2. Pour le plaisir des yeux

a. La nature recréée

La rénovation des fronts d’eau passe par un réaménagement banal des rives dont les digues sont adoucies, plantées d’espaces verts et équipées de promenades. Sur Daiba, les aménageurs du RFT ont vu plus grand dans la rénovation de la plage artificielle.

Daiba n’est pourtant pas la première plage de ce genre : à Chiba s’étend sur dix kilomètres la plus grande plage artificielle du Japon, de Makuhari Kaihin 幕張海浜 à Inage 稲毛 167 . À Tôkyô, dans l’arrondissement d’Edogawa, le parc Kaisai Rinkaikôen葛西臨海公園 offre aussi une petite plage, mais de graviers. Le succès de Daiba est sans commune mesure. Il tient de la proximité du centre de Tôkyô qui offre un plus large potentiel de visiteurs, mais ce n’est pas le seul élément.

Daiba est certainement la plus artificielle de tout le Japon. Elle n’est d’ailleurs même pas tournée vers le large, mais vers le centre de Tôkyô (cf. fig.44 p.84), confinée à l’intérieur de l’ancien bassin à bois.

C’est paradoxalement l’artificialité de la plage qui contient la clé du succès. Plus qu’une plage naturelle, Daiba comporte les éléments qui « font plage » (photo 33). Elle n’est pas copie de la nature, mais reconstruction de la nature, selon le modèle idéal et idéelle. Les pins et le sable blanc renvoient aux attributs de la belle plage au Japon (Pelletier, 1990). Les rochers, plutôt que les traditionnels tétrapodes, participent à la création d’un décor. Les infrastructures de protection du littoral n’ont d’ailleurs pas lieu d’être puisque le vrai front de mer a été reporté à dix kilomètres au sud est par la construction de nouveaux terre-pleins.

Photo 33 : Plage artificielle de Daiba, RFT.
Photo 33 : Plage artificielle de Daiba, RFT.

© Scoccimarro 2007

C’est donc moins une recréation de la nature qu’une représentation de la nature. N’y-avait-il pas meilleur moyen, pour les aménageurs du TMG, de répondre à la demande sociale d’accès à la mer des tôkyôtes ? Cette nature produite est par ailleurs prête à être consommée.
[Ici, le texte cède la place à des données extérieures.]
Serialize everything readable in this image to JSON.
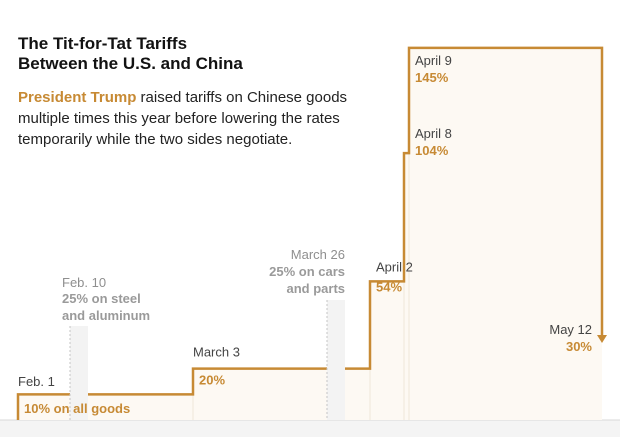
{
  "header": {
    "title": "The Tit-for-Tat Tariffs\nBetween the U.S. and China",
    "subtitle_highlight": "President Trump",
    "subtitle_rest": " raised tariffs on Chinese goods multiple times this year before lowering the rates temporarily while the two sides negotiate."
  },
  "colors": {
    "accent": "#c78a34",
    "step_fill": "#fdf9f3",
    "muted_text": "#8f8f8f",
    "muted_band": "#f3f3f3"
  },
  "chart_data": {
    "type": "line",
    "subtype": "step",
    "x": [
      "Feb. 1",
      "March 3",
      "April 2",
      "April 8",
      "April 9",
      "May 12"
    ],
    "values": [
      10,
      20,
      54,
      104,
      145,
      30
    ],
    "ylim": [
      0,
      150
    ],
    "grid": false,
    "annotations": [
      {
        "date": "Feb. 1",
        "value": "10% on all goods",
        "style": "accent"
      },
      {
        "date": "March 3",
        "value": "20%",
        "style": "accent"
      },
      {
        "date": "April 2",
        "value": "54%",
        "style": "accent"
      },
      {
        "date": "April 8",
        "value": "104%",
        "style": "accent"
      },
      {
        "date": "April 9",
        "value": "145%",
        "style": "accent"
      },
      {
        "date": "May 12",
        "value": "30%",
        "style": "accent"
      }
    ],
    "side_notes": [
      {
        "date": "Feb. 10",
        "lines": [
          "25% on steel",
          "and aluminum"
        ]
      },
      {
        "date": "March 26",
        "lines": [
          "25% on cars",
          "and parts"
        ]
      }
    ]
  }
}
Elle s’avère en cela plus satisfaisante que la vraie nature : plus proche, accessible en quelques dizaines de minutes à partir du centre ville, disponible été comme hiver, dotée d’infrastructures d’accueil, et sans risque de tsunami.

Comparées à Daiba, les plages artificielles de Chiba font pâle figure (photo 34). Les aménageurs ont pourtant tenté de reproduire un espace côtier naturel. Mais la plage subit une érosion éolienne constante et demande un engraissement régulier de sable à partir des zones de dragage du centre de la baie. Cela, avec le creusement des chenaux dans la baie, provoquent des coulées de sable rendant la baignade dangereuse. Elle est interdite depuis 2001, car les coûts d’entretien de la plage pour sécuriser les aires de baignades étaient trop onéreux (Watanabe et Tsushiya, entretiens 2005). La vie marine, elle, est quasiment nulle (Nakayama, entretiens 2005).

Photo 34 : Plage
Photo 34 : Plage Kaihin Makuhari à Chiba Mihama-ku. Au fond à droite, les usines pétrochimiques sur terre-pleins du groupe Mitsui.

Dans la baie de Tôkyô, les plages naturelles ont toutes disparu depuis la HCE. Le débat d’un retour de la nature ne se pose donc plus. En revanche, c’est la question de la gestion du littoral et de son accès par les populations locales qui faisait débat dans les années 1970, à travers la question du droit à la mer (irihamaken入浜権) (Pelletier, 1992). En conséquence, à Tôkyô, il est important que l’aménagement soit conforme à l’idée et aux usages du littoral par les citadins. La conformité au milieu naturel littoral passe au second plan et interfère peu dans le débat, surtout lorsqu’on compare les résultats esthétiques du front de mer avant et après l’aménagement 168 .

Il ne faut pas y voir une particularité locale ou une aptitude japonaise à apprécier l’artificiel et la copie : le succès de l’opération « Paris-plage », sur une voie express intra urbaine, dans un lieu qui n’a jamais connu de plage, avec du sable et des palmiers importés permet de jauger l’efficacité du remplacement de la nature par des référentiels à la nature, imaginés pour contenter les populations urbaines.

Notes
167.

Voir annexes II p. 220 et suivantes

168.

Voir supra le front de mer avant l’aménagement de la zone 13, chapitre 1.